El creciente uso de medicamentos diseñados para tratar la diabetes como atajo para bajar de peso vuelve a encender las alarmas en el ámbito de la salud. Esta vez, la advertencia llega desde Chile, luego de que una influencer fuera internada por una grave complicación asociada al uso de Ozempic, un fármaco que se ha vuelto popular en redes sociales por su efecto para reducir el apetito.
La creadora de contenido Pao Pinto Barbieri relató que debió ser hospitalizada tras desarrollar una pancreatitis aguda, luego de aplicarse el medicamento sin indicación ni seguimiento médico. Su testimonio, difundido en Instagram, generó miles de reacciones y reabrió el debate sobre los riesgos de consumir fármacos “de moda” guiados por recomendaciones informales o experiencias ajenas.
Según contó la influencer, su decisión estuvo influenciada por la normalización del uso del medicamento en plataformas digitales. Videos, testimonios y recomendaciones sin respaldo profesional terminaron por convencerla de que el riesgo era mínimo. “Uno ve resultados rápidos y cree que nada va a pasar”, reconoció, al admitir que ignoró advertencias sobre posibles efectos secundarios.
Un medicamento clínico convertido en tendencia
Ozempic pertenece a un grupo de medicamentos conocidos como agonistas del receptor GLP-1, desarrollados originalmente para el tratamiento de la diabetes tipo 2. Su función principal es regular los niveles de azúcar en sangre y, como efecto secundario, generar mayor sensación de saciedad. Esa característica lo convirtió, en poco tiempo, en una opción atractiva para personas que buscan perder peso de forma acelerada.
Sin embargo, especialistas en salud recuerdan que no se trata de un producto inocuo ni diseñado para un uso estético sin evaluación clínica previa. En Costa Rica, médicos endocrinólogos y nutricionistas han insistido en que estos fármacos deben recetarse únicamente tras una valoración integral del paciente, considerando antecedentes médicos, exámenes de laboratorio y un control periódico.
Riesgos que no siempre se ven en redes
El caso de Pinto Barbieri puso sobre la mesa una realidad poco discutida en redes sociales: los efectos adversos pueden ser severos. Entre las complicaciones asociadas al uso de Ozempic se incluyen inflamación del páncreas, problemas en la vesícula biliar, hipoglucemias y, en pacientes con diabetes, empeoramiento de la retinopatía diabética. Algunas investigaciones incluso analizan una posible relación con afecciones tiroideas.
En el caso de la influencer chilena, la pancreatitis obligó a su hospitalización y a un tratamiento médico urgente. Aunque su evolución ha sido positiva, ella misma decidió contar su experiencia como advertencia pública. “No es solo ponerse una inyección y ya”, señaló, al insistir en la necesidad de acudir a un profesional de salud antes de iniciar cualquier tratamiento.

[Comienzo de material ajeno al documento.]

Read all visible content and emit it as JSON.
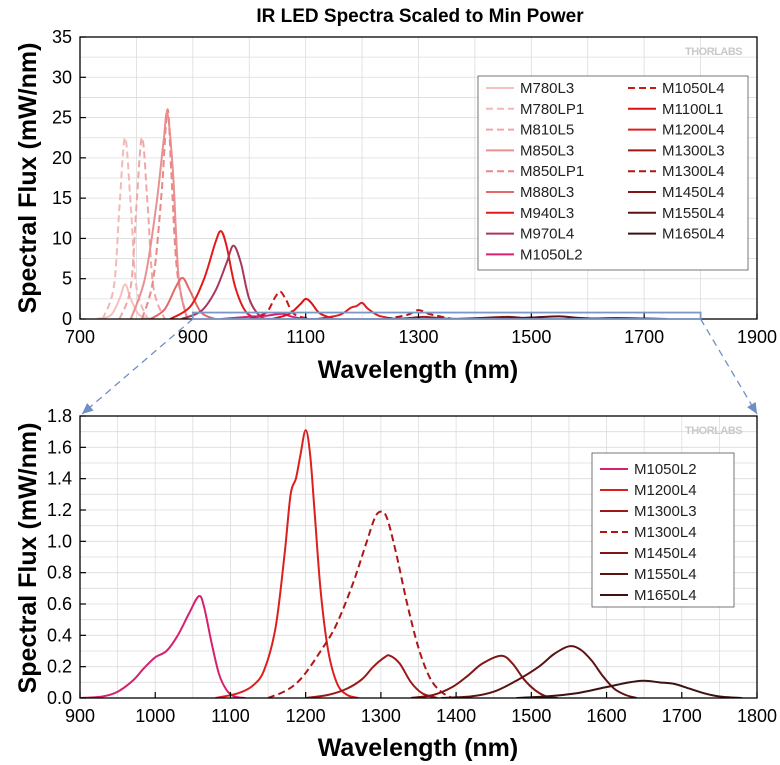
{
  "watermark": "THORLABS",
  "chart_data": [
    {
      "type": "line",
      "title": "IR LED Spectra Scaled to Min Power",
      "xlabel": "Wavelength (nm)",
      "ylabel": "Spectral Flux (mW/nm)",
      "xlim": [
        700,
        1900
      ],
      "ylim": [
        0,
        35
      ],
      "xticks": [
        700,
        900,
        1100,
        1300,
        1500,
        1700,
        1900
      ],
      "yticks": [
        0,
        5,
        10,
        15,
        20,
        25,
        30,
        35
      ],
      "grid": true,
      "legend_position": "top-right",
      "legend_columns": 2,
      "zoom_region": {
        "x": [
          900,
          1800
        ],
        "y": [
          0,
          0.8
        ]
      },
      "series": [
        {
          "name": "M780L3",
          "color": "#f7c0c0",
          "dash": false,
          "points": [
            [
              730,
              0
            ],
            [
              755,
              0.5
            ],
            [
              770,
              2.5
            ],
            [
              780,
              4.3
            ],
            [
              790,
              2.5
            ],
            [
              805,
              0.5
            ],
            [
              830,
              0
            ]
          ]
        },
        {
          "name": "M780LP1",
          "color": "#f4b8b8",
          "dash": true,
          "points": [
            [
              740,
              0
            ],
            [
              760,
              4
            ],
            [
              770,
              14
            ],
            [
              780,
              22.5
            ],
            [
              790,
              14
            ],
            [
              800,
              4
            ],
            [
              820,
              0
            ]
          ]
        },
        {
          "name": "M810L5",
          "color": "#f0a6a6",
          "dash": true,
          "points": [
            [
              770,
              0
            ],
            [
              790,
              4
            ],
            [
              800,
              14
            ],
            [
              810,
              22.5
            ],
            [
              820,
              14
            ],
            [
              830,
              4
            ],
            [
              850,
              0
            ]
          ]
        },
        {
          "name": "M850L3",
          "color": "#eb9090",
          "dash": false,
          "points": [
            [
              790,
              0
            ],
            [
              815,
              5
            ],
            [
              835,
              14
            ],
            [
              848,
              22
            ],
            [
              855,
              25.5
            ],
            [
              865,
              18
            ],
            [
              875,
              5
            ],
            [
              890,
              0
            ]
          ]
        },
        {
          "name": "M850LP1",
          "color": "#e88888",
          "dash": true,
          "points": [
            [
              810,
              0
            ],
            [
              830,
              5
            ],
            [
              845,
              16
            ],
            [
              855,
              26
            ],
            [
              862,
              18
            ],
            [
              872,
              6
            ],
            [
              890,
              0
            ]
          ]
        },
        {
          "name": "M880L3",
          "color": "#e36868",
          "dash": false,
          "points": [
            [
              825,
              0
            ],
            [
              850,
              1.2
            ],
            [
              870,
              4
            ],
            [
              882,
              5.1
            ],
            [
              895,
              3.5
            ],
            [
              915,
              0.8
            ],
            [
              940,
              0
            ]
          ]
        },
        {
          "name": "M940L3",
          "color": "#e41a1a",
          "dash": false,
          "points": [
            [
              860,
              0
            ],
            [
              895,
              1.5
            ],
            [
              920,
              5
            ],
            [
              940,
              9.5
            ],
            [
              950,
              10.9
            ],
            [
              960,
              9
            ],
            [
              975,
              4
            ],
            [
              995,
              0.8
            ],
            [
              1020,
              0
            ]
          ]
        },
        {
          "name": "M970L4",
          "color": "#a8385a",
          "dash": false,
          "points": [
            [
              880,
              0
            ],
            [
              915,
              1
            ],
            [
              940,
              3.5
            ],
            [
              960,
              7
            ],
            [
              972,
              9.1
            ],
            [
              985,
              7
            ],
            [
              1000,
              2.5
            ],
            [
              1020,
              0.3
            ],
            [
              1040,
              0
            ]
          ]
        },
        {
          "name": "M1050L2",
          "color": "#d81f70",
          "dash": false,
          "points": [
            [
              950,
              0
            ],
            [
              1000,
              0.28
            ],
            [
              1030,
              0.4
            ],
            [
              1058,
              0.65
            ],
            [
              1075,
              0.3
            ],
            [
              1100,
              0.02
            ],
            [
              1130,
              0
            ]
          ]
        },
        {
          "name": "M1050L4",
          "color": "#c81818",
          "dash": true,
          "points": [
            [
              1000,
              0
            ],
            [
              1030,
              0.8
            ],
            [
              1045,
              2.6
            ],
            [
              1055,
              3.4
            ],
            [
              1065,
              2.4
            ],
            [
              1080,
              0.6
            ],
            [
              1110,
              0
            ]
          ]
        },
        {
          "name": "M1100L1",
          "color": "#dd1010",
          "dash": false,
          "points": [
            [
              1040,
              0
            ],
            [
              1070,
              0.6
            ],
            [
              1090,
              1.8
            ],
            [
              1100,
              2.5
            ],
            [
              1110,
              2
            ],
            [
              1125,
              0.7
            ],
            [
              1150,
              0
            ]
          ]
        },
        {
          "name": "M1200L4",
          "color": "#dc1f1f",
          "dash": false,
          "points": [
            [
              1120,
              0
            ],
            [
              1160,
              0.5
            ],
            [
              1180,
              1.4
            ],
            [
              1190,
              1.6
            ],
            [
              1200,
              2
            ],
            [
              1210,
              1.3
            ],
            [
              1230,
              0.4
            ],
            [
              1260,
              0
            ]
          ]
        },
        {
          "name": "M1300L3",
          "color": "#9e1818",
          "dash": false,
          "points": [
            [
              1250,
              0
            ],
            [
              1280,
              0.1
            ],
            [
              1310,
              0.27
            ],
            [
              1340,
              0.08
            ],
            [
              1370,
              0
            ]
          ]
        },
        {
          "name": "M1300L4",
          "color": "#b01616",
          "dash": true,
          "points": [
            [
              1240,
              0
            ],
            [
              1280,
              0.5
            ],
            [
              1300,
              1.1
            ],
            [
              1320,
              0.6
            ],
            [
              1360,
              0
            ]
          ]
        },
        {
          "name": "M1450L4",
          "color": "#801515",
          "dash": false,
          "points": [
            [
              1360,
              0
            ],
            [
              1420,
              0.15
            ],
            [
              1460,
              0.27
            ],
            [
              1490,
              0.1
            ],
            [
              1520,
              0
            ]
          ]
        },
        {
          "name": "M1550L4",
          "color": "#5e1313",
          "dash": false,
          "points": [
            [
              1440,
              0
            ],
            [
              1500,
              0.18
            ],
            [
              1550,
              0.33
            ],
            [
              1580,
              0.15
            ],
            [
              1620,
              0
            ]
          ]
        },
        {
          "name": "M1650L4",
          "color": "#3e1212",
          "dash": false,
          "points": [
            [
              1560,
              0
            ],
            [
              1620,
              0.06
            ],
            [
              1650,
              0.11
            ],
            [
              1690,
              0.07
            ],
            [
              1740,
              0
            ]
          ]
        }
      ]
    },
    {
      "type": "line",
      "title": "",
      "xlabel": "Wavelength (nm)",
      "ylabel": "Spectral Flux (mW/nm)",
      "xlim": [
        900,
        1800
      ],
      "ylim": [
        0,
        1.8
      ],
      "xticks": [
        900,
        1000,
        1100,
        1200,
        1300,
        1400,
        1500,
        1600,
        1700,
        1800
      ],
      "yticks": [
        0,
        0.2,
        0.4,
        0.6,
        0.8,
        1.0,
        1.2,
        1.4,
        1.6,
        1.8
      ],
      "ytick_labels": [
        "0.0",
        "0.2",
        "0.4",
        "0.6",
        "0.8",
        "1.0",
        "1.2",
        "1.4",
        "1.6",
        "1.8"
      ],
      "grid": true,
      "legend_position": "top-right",
      "legend_columns": 1,
      "series": [
        {
          "name": "M1050L2",
          "color": "#d81f70",
          "dash": false,
          "points": [
            [
              900,
              0
            ],
            [
              930,
              0.01
            ],
            [
              950,
              0.04
            ],
            [
              970,
              0.11
            ],
            [
              985,
              0.19
            ],
            [
              1000,
              0.26
            ],
            [
              1015,
              0.3
            ],
            [
              1030,
              0.4
            ],
            [
              1045,
              0.54
            ],
            [
              1058,
              0.65
            ],
            [
              1065,
              0.58
            ],
            [
              1075,
              0.35
            ],
            [
              1085,
              0.15
            ],
            [
              1095,
              0.05
            ],
            [
              1105,
              0.01
            ],
            [
              1120,
              0
            ]
          ]
        },
        {
          "name": "M1200L4",
          "color": "#dc1f1f",
          "dash": false,
          "points": [
            [
              1080,
              0
            ],
            [
              1110,
              0.03
            ],
            [
              1130,
              0.08
            ],
            [
              1145,
              0.18
            ],
            [
              1160,
              0.45
            ],
            [
              1172,
              0.92
            ],
            [
              1180,
              1.3
            ],
            [
              1187,
              1.4
            ],
            [
              1193,
              1.55
            ],
            [
              1200,
              1.71
            ],
            [
              1206,
              1.55
            ],
            [
              1212,
              1.18
            ],
            [
              1220,
              0.68
            ],
            [
              1230,
              0.3
            ],
            [
              1242,
              0.09
            ],
            [
              1255,
              0.02
            ],
            [
              1270,
              0
            ]
          ]
        },
        {
          "name": "M1300L3",
          "color": "#9e1818",
          "dash": false,
          "points": [
            [
              1200,
              0
            ],
            [
              1230,
              0.02
            ],
            [
              1255,
              0.06
            ],
            [
              1275,
              0.12
            ],
            [
              1290,
              0.2
            ],
            [
              1305,
              0.26
            ],
            [
              1312,
              0.27
            ],
            [
              1325,
              0.22
            ],
            [
              1340,
              0.1
            ],
            [
              1355,
              0.03
            ],
            [
              1375,
              0
            ]
          ]
        },
        {
          "name": "M1300L4",
          "color": "#b01616",
          "dash": true,
          "points": [
            [
              1150,
              0
            ],
            [
              1175,
              0.05
            ],
            [
              1195,
              0.13
            ],
            [
              1220,
              0.3
            ],
            [
              1240,
              0.46
            ],
            [
              1262,
              0.72
            ],
            [
              1280,
              0.98
            ],
            [
              1292,
              1.15
            ],
            [
              1300,
              1.19
            ],
            [
              1308,
              1.15
            ],
            [
              1320,
              0.93
            ],
            [
              1335,
              0.6
            ],
            [
              1350,
              0.32
            ],
            [
              1365,
              0.13
            ],
            [
              1380,
              0.04
            ],
            [
              1395,
              0
            ]
          ]
        },
        {
          "name": "M1450L4",
          "color": "#801515",
          "dash": false,
          "points": [
            [
              1340,
              0
            ],
            [
              1370,
              0.02
            ],
            [
              1395,
              0.07
            ],
            [
              1415,
              0.14
            ],
            [
              1435,
              0.22
            ],
            [
              1460,
              0.27
            ],
            [
              1475,
              0.22
            ],
            [
              1490,
              0.12
            ],
            [
              1505,
              0.05
            ],
            [
              1520,
              0.01
            ],
            [
              1535,
              0
            ]
          ]
        },
        {
          "name": "M1550L4",
          "color": "#5e1313",
          "dash": false,
          "points": [
            [
              1380,
              0
            ],
            [
              1420,
              0.01
            ],
            [
              1450,
              0.04
            ],
            [
              1480,
              0.11
            ],
            [
              1510,
              0.2
            ],
            [
              1530,
              0.28
            ],
            [
              1550,
              0.33
            ],
            [
              1565,
              0.31
            ],
            [
              1580,
              0.24
            ],
            [
              1595,
              0.14
            ],
            [
              1610,
              0.06
            ],
            [
              1625,
              0.02
            ],
            [
              1640,
              0
            ]
          ]
        },
        {
          "name": "M1650L4",
          "color": "#3e1212",
          "dash": false,
          "points": [
            [
              1480,
              0
            ],
            [
              1520,
              0.01
            ],
            [
              1560,
              0.03
            ],
            [
              1600,
              0.07
            ],
            [
              1630,
              0.1
            ],
            [
              1650,
              0.11
            ],
            [
              1670,
              0.1
            ],
            [
              1690,
              0.09
            ],
            [
              1710,
              0.06
            ],
            [
              1730,
              0.03
            ],
            [
              1750,
              0.01
            ],
            [
              1780,
              0
            ]
          ]
        }
      ]
    }
  ]
}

Un llamado de atención también para Costa Rica
En el país, el interés por medicamentos para bajar de peso ha ido en aumento, impulsado por la presión estética, la promesa de resultados rápidos y la influencia de figuras públicas. Para expertos nacionales, este caso debe servir como campanazo de alerta sobre los peligros de la automedicación y la desinformación.
Las autoridades sanitarias y los profesionales de la salud coinciden en un mensaje claro: no existen soluciones mágicas para el control del peso. Cualquier tratamiento farmacológico debe formar parte de un abordaje integral que incluya alimentación adecuada, actividad física y acompañamiento médico.
El testimonio que hoy circula en redes no es solo una historia personal, sino una advertencia sobre cómo una tendencia puede convertirse en un riesgo real cuando se deja la salud en manos del algoritmo y no del criterio profesional.